Description
TensorFlow.js version
tfjs-node 2.0.1
Browser version
Node.js 12.16.3
Describe the problem or feature request
When tfjs-node is required in a new environment (such as a worker when using worker threads) and has already been required in another environment before (such as the main thread), the new TF backend instantiated in the new environment overwrites any previously instantiated one.
This behavior implies that if you try to:
- Load a SavedModel in an environment (such as the main thread, or a worker thread)
- Load another SavedModel in a different environment (another worker thread).
Then the SavedModel loaded in 1/ will "disappear" (Tensor not referenced
errors when trying to run it), even in the environment it was created in. BUT the environment in 1/ will be able to access and run the new SavedModel created in 2/.
It seems to me that the expected behavior would be rather one of those:
- (a) The TF backend is shared between all the different environments tfjs-node is required in. It means that if a SavedModel is loaded in env 2, it will also be available in env 1, but without overwriting any SavedModel loaded in env 1. In the same way, models loaded in env 1 will be available in env 2.
- (b) Different, isolated TF backend for each environment, leading in turn to environments isolated from each other when handling SavedModels, each having to load the models it wants to use.
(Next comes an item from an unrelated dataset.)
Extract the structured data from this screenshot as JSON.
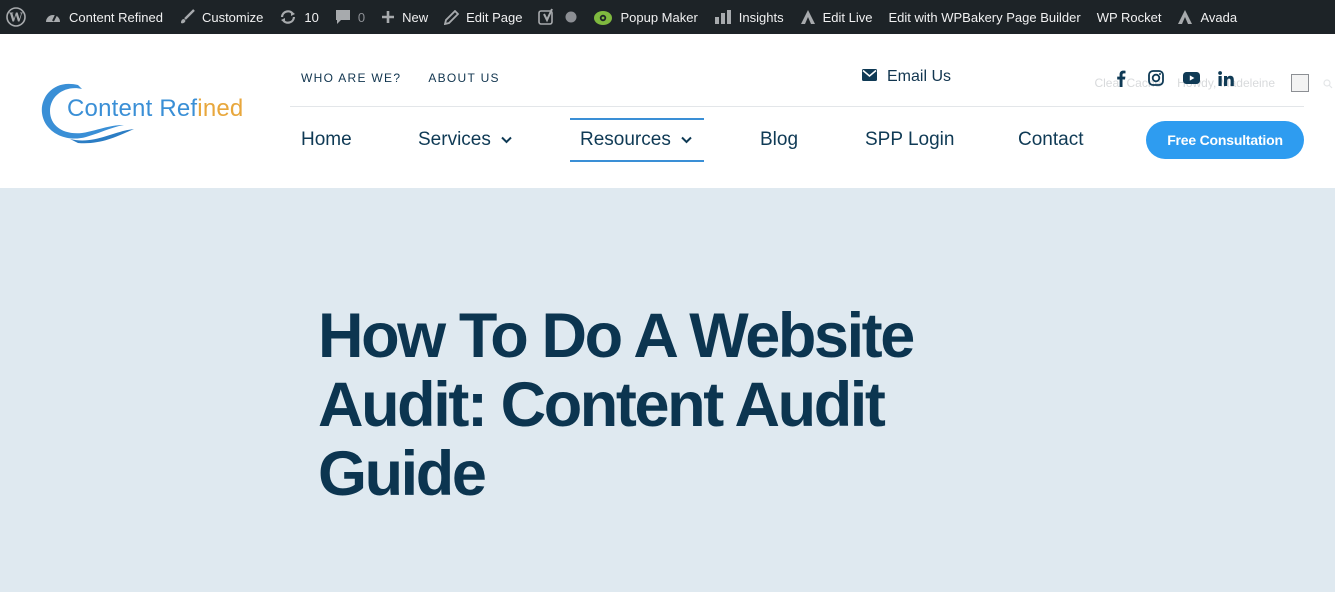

Code to reproduce the bug / link to feature request
I coded fixes corresponding to the two different behaviors:
- (a) https://github.com/tensorflow/tfjs/compare/master...Pierrci:backend-shared?expand=1 - Very straightforward
- (b) https://github.com/tensorflow/tfjs/compare/master...Pierrci:backend-per-agent?expand=1 - To isolate the TF backend for each environment I've been using the experimental Environment Life Cycle APIs. In addition to being experimental, it's also only available starting Node.js v12.8.0. But it seems other methods could work too (wider availability but more cumbersome, didn't try).
I've been experimenting with the two fixes for my use case which uses multiple worker threads to interact with SavedModels successfully. I'm willing to work on a PR for (a) or (b), which can be amended obviously with your feedback (particularly for the solution for (b)).